Alex is the admin, but he's not here often so expect a long wait.


----------



## Nick (Mar 5, 2009)

DDDorian said:


> Alex is the admin, but he's not here often so expect a long wait.




lol and he will feel the cold steel in his ribs when he reads that one


----------



## DDDorian (Mar 5, 2009)

I didn't mean anything by it, really.
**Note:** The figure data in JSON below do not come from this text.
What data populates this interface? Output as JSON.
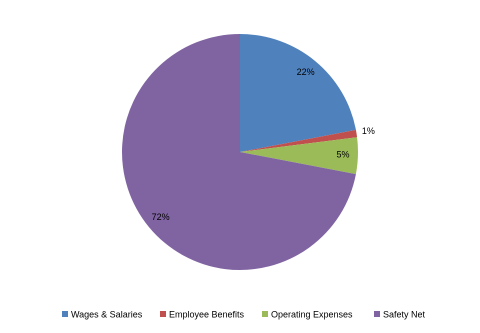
{
  "chart_data": {
    "type": "pie",
    "categories": [
      "Wages & Salaries",
      "Employee Benefits",
      "Operating Expenses",
      "Safety Net"
    ],
    "values": [
      22,
      1,
      5,
      72
    ],
    "value_labels": [
      "22%",
      "1%",
      "5%",
      "72%"
    ],
    "colors": [
      "#4f81bd",
      "#c0504d",
      "#9bbb59",
      "#8064a2"
    ],
    "legend": "bottom"
  }
}
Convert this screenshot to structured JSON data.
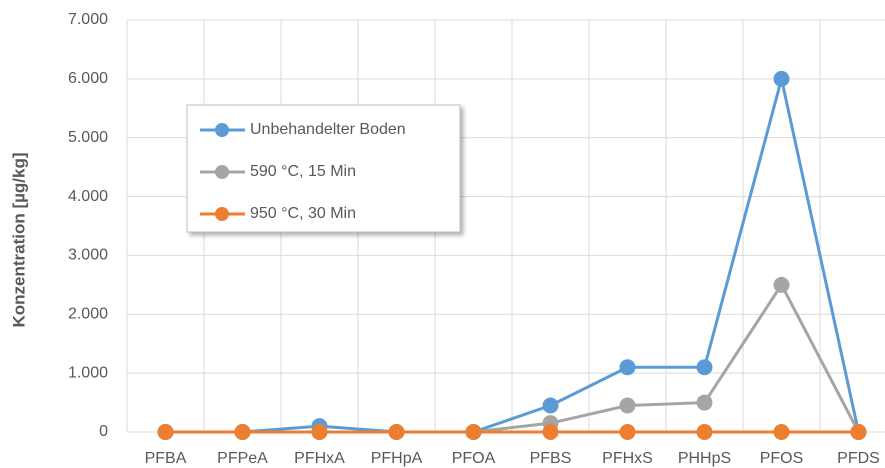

It's just frustrating because mods used to be able to change names and stuff before Alex took over, as far as I know, and someone asks this question every other day and we can't do anything.


----------



## hufschmid (Mar 5, 2009)

You know in the saint seiya episodes when the 12 gold saints put themselfes together to join their powers to brake a huge wall? 

Imagine the mods power against admin power 

This is the episode hehe



P.S: they eventually achieve to brake the wall


----------



## El Caco (Mar 10, 2009)

I don't think mods have ever been able to change user names.


----------



## Randy (Mar 10, 2009)

I don't know who ultimately changed mine (meaning, whether it was a mod or the administrator), but I had contacted metalfiend666 and he couldn't but he relayed me to noodles, and it was done shortly thereafter.


----------



## wannabguitarist (Mar 12, 2009)

I'm interested in this as well. I wasn't played on staying here when I made my first post so I thought of something stupid


----------